The hedge fund, one of four run by Parataxis Capital Management, clocked a 341% return last year net of fees, said Edward Chin, chief executive officer of the company. That more than doubled the rebound in Bitcoin in 2023. 

The fund was overweight Bitcoin during last year’s regional-banking turmoil, when Silicon Valley Bank, Silvergate Bank and Signature Bank failed, bolstering the price of Bitcoin amid worries over the health of the traditional banking system. The fund also invested heavily in Solana, a token that suffered after supporter FTX filed for bankruptcy in late 2022 but surged by more than 900% in 2023.

“Those two positions allowed us to outperform the market,” Chin said. “Being liquid, being focused on those things that were thematically over-sold was the right position.”

Crypto funds on average underperformed last year’s Bitcoin rally, contributing to the demise of roughly one-third of all hedge funds focused on the asset class between May 2022 and December 2023, according to Galaxy Digital’s VisionTrack. Some managers lost their entire fund’s value in the 2022 bankruptcies of crypto companies like FTX, while others saw allocations dwindle. Only 3.9% of managers outperformed Bitcoin in 2023, per VisionTrack’s liquid crypto hedge-fund constituent set with performance reported in US dollars and net of fees.

Parataxis manages more than $100 million, with the Absolute Return fund investing nearly half that amount. The fund, which has a one-year lockup, charges a 2% management fee and a 20% performance fee, according to its prospectus. It has a minimum investment of $100,000 and counts traditional pension funds among its investors. Parataxis also operates a Bitcoin mining business, Parataxis Mining Corp., which has operations across Texas, Oklahoma, Iowa and Canada. The operation is looking to double its capacity by mid-2024, and is talking with bankers about whether to take it public or sell it to an already public miner, Chin said.

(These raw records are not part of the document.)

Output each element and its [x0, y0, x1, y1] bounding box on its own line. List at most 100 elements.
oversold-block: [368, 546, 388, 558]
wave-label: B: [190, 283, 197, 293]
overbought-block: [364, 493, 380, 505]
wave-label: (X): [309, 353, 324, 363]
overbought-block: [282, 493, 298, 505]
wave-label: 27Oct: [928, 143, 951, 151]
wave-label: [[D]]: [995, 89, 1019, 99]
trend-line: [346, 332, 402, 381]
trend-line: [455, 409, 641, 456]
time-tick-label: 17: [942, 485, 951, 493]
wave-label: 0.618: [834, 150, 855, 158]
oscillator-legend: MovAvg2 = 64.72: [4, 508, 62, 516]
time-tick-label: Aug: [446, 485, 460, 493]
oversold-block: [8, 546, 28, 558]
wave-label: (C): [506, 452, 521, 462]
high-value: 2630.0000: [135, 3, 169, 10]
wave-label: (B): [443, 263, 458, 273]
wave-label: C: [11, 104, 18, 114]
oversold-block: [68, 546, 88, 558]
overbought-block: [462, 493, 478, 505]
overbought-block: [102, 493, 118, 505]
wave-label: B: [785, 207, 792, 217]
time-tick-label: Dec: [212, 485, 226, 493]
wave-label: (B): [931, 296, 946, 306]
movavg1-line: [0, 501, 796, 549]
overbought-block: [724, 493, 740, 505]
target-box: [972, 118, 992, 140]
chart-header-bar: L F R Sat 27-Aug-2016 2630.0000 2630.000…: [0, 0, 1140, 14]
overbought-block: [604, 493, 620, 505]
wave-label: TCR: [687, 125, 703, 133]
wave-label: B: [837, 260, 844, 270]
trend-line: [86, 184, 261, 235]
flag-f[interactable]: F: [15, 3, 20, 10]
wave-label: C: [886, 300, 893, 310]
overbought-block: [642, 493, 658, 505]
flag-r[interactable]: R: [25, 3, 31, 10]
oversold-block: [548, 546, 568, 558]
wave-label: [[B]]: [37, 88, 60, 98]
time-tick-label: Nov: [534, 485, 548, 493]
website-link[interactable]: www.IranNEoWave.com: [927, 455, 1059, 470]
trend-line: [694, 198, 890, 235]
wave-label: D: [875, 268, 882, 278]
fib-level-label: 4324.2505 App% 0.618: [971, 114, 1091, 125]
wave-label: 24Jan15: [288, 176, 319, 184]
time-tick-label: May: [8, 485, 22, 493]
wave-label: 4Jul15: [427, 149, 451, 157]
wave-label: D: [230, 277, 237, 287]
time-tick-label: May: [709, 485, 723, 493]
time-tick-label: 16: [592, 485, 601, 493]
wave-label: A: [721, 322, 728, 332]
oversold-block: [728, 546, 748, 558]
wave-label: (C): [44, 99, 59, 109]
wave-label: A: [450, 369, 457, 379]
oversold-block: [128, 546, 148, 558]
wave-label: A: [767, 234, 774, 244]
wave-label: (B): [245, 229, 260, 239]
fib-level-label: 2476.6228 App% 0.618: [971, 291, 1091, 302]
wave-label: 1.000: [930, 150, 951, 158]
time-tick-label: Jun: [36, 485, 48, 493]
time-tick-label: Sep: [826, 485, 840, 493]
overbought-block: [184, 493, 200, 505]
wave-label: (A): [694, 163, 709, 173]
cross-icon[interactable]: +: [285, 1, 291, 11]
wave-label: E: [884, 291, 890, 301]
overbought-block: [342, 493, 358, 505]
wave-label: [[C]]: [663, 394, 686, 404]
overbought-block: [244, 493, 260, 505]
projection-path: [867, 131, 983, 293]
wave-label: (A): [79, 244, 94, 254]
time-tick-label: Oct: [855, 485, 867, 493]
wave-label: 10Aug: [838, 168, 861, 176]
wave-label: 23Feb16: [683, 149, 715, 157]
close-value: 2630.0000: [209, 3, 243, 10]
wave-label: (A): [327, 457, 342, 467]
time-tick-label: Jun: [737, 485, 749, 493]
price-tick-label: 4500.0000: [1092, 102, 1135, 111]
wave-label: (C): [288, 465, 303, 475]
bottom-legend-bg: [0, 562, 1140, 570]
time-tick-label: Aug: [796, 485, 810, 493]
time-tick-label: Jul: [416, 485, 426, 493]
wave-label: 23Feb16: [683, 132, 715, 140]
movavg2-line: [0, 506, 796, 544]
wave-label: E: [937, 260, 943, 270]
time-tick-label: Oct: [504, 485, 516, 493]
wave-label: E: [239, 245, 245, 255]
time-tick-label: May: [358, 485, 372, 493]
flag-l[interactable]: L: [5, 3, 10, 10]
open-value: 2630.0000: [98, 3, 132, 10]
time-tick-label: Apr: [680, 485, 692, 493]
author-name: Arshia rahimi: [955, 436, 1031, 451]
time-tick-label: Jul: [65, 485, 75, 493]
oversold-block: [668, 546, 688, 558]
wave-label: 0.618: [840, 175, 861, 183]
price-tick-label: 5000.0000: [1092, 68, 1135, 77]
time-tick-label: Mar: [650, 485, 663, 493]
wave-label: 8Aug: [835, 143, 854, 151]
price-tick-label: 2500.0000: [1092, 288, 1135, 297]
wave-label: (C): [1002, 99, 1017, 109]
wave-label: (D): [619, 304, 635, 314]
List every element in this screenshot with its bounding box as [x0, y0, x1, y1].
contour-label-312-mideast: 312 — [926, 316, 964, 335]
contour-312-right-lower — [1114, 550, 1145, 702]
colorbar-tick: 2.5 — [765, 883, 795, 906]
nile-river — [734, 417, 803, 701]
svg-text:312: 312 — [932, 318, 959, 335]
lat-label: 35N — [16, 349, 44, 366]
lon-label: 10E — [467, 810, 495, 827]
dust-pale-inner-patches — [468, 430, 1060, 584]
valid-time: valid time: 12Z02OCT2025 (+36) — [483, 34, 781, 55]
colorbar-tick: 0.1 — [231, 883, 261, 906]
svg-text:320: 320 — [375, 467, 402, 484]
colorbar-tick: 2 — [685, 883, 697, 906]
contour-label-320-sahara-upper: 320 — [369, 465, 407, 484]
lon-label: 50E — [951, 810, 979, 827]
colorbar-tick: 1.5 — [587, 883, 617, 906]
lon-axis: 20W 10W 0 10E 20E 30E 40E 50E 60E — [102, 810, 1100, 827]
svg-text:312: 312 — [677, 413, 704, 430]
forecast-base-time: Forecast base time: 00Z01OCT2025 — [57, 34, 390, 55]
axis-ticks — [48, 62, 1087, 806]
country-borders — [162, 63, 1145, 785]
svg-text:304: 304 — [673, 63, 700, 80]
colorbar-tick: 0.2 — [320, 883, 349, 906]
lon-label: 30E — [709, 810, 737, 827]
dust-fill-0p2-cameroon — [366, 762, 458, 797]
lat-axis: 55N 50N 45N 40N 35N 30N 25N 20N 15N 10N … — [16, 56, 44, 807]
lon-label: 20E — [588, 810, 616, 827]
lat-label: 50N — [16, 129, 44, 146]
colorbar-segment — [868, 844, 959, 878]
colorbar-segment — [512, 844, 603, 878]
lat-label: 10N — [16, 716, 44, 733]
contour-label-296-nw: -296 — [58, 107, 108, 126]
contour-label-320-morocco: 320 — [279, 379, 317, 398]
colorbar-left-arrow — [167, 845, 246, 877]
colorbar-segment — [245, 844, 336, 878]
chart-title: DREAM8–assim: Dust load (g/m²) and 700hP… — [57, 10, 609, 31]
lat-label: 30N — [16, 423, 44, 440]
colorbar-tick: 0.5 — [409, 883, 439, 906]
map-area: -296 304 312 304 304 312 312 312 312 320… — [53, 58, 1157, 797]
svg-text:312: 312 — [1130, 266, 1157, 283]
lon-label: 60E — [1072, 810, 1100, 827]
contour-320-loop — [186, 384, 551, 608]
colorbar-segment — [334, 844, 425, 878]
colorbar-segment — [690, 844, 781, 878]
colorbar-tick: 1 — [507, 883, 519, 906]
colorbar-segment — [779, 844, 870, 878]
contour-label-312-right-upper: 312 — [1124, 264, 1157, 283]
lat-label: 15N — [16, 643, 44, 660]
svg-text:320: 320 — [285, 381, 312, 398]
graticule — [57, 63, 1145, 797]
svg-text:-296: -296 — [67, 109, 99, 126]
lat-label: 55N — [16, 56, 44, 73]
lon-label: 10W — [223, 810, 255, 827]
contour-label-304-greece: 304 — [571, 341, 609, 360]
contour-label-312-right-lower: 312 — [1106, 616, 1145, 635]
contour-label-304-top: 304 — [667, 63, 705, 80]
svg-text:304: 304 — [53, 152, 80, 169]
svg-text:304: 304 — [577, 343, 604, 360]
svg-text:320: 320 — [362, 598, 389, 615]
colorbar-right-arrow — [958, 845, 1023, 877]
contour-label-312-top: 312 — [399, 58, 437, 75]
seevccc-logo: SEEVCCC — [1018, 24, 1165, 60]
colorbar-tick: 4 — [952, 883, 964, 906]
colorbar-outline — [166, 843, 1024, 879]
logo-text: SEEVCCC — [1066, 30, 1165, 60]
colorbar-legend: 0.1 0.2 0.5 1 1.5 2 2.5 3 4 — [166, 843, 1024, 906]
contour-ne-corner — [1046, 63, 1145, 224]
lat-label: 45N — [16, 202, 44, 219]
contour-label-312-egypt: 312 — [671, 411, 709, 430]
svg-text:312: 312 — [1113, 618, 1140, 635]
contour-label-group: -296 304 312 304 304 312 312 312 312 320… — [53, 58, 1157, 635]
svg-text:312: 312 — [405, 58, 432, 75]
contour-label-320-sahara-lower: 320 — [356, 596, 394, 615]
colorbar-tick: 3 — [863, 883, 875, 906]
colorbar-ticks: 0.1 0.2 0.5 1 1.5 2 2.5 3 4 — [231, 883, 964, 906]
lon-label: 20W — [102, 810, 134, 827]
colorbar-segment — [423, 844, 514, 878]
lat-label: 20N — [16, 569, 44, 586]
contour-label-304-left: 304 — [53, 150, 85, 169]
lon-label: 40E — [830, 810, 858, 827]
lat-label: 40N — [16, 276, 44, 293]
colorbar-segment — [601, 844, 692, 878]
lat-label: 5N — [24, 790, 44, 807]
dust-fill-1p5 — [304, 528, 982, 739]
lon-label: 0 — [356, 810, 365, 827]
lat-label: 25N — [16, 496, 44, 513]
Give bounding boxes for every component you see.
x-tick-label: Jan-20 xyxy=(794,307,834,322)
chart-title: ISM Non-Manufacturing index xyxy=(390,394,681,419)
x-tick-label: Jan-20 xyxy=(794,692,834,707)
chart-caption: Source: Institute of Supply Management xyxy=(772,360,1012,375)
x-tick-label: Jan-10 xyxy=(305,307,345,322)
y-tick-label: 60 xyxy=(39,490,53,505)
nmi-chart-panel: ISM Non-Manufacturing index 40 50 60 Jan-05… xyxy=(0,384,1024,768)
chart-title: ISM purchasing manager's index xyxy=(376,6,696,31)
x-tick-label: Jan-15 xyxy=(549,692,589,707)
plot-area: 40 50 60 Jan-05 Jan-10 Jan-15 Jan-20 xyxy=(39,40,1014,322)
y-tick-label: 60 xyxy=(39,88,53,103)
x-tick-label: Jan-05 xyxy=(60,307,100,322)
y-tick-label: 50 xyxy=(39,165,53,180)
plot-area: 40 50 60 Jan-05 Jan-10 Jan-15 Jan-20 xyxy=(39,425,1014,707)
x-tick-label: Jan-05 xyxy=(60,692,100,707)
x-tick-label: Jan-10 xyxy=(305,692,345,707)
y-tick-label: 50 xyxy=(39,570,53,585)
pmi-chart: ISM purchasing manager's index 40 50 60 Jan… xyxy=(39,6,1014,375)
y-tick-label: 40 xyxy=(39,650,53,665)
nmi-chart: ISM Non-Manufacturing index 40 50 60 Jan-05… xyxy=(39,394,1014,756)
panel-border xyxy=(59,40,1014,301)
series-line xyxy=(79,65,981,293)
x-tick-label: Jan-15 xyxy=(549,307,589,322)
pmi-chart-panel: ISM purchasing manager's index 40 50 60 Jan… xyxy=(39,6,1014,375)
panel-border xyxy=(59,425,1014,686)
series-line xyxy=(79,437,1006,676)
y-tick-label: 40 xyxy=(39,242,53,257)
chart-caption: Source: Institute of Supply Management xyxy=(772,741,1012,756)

This year, the fund continues to hold Solana, as well as tokens such as MakerDAO’s MKR, in hopes that it will benefit if stablecoin regulation is passed in the US this year, Chin said. Other holdings include tokens of newer blockchains Sei, Sui and Aptos. It’s also still overweight Bitcoin, which it believes could reach $200,000 by early 2025, as well as Solana, Chin said. The recently approved US spot-Bitcoin exchange-traded funds and the upcoming halving, which will reduce rewards paid to Bitcoin miners, should help drive up Bitcoin’s price, he said.

“Now that there is a regulated product that’s available out there, it’s going to flow into actively managed hedge funds,” Chin said.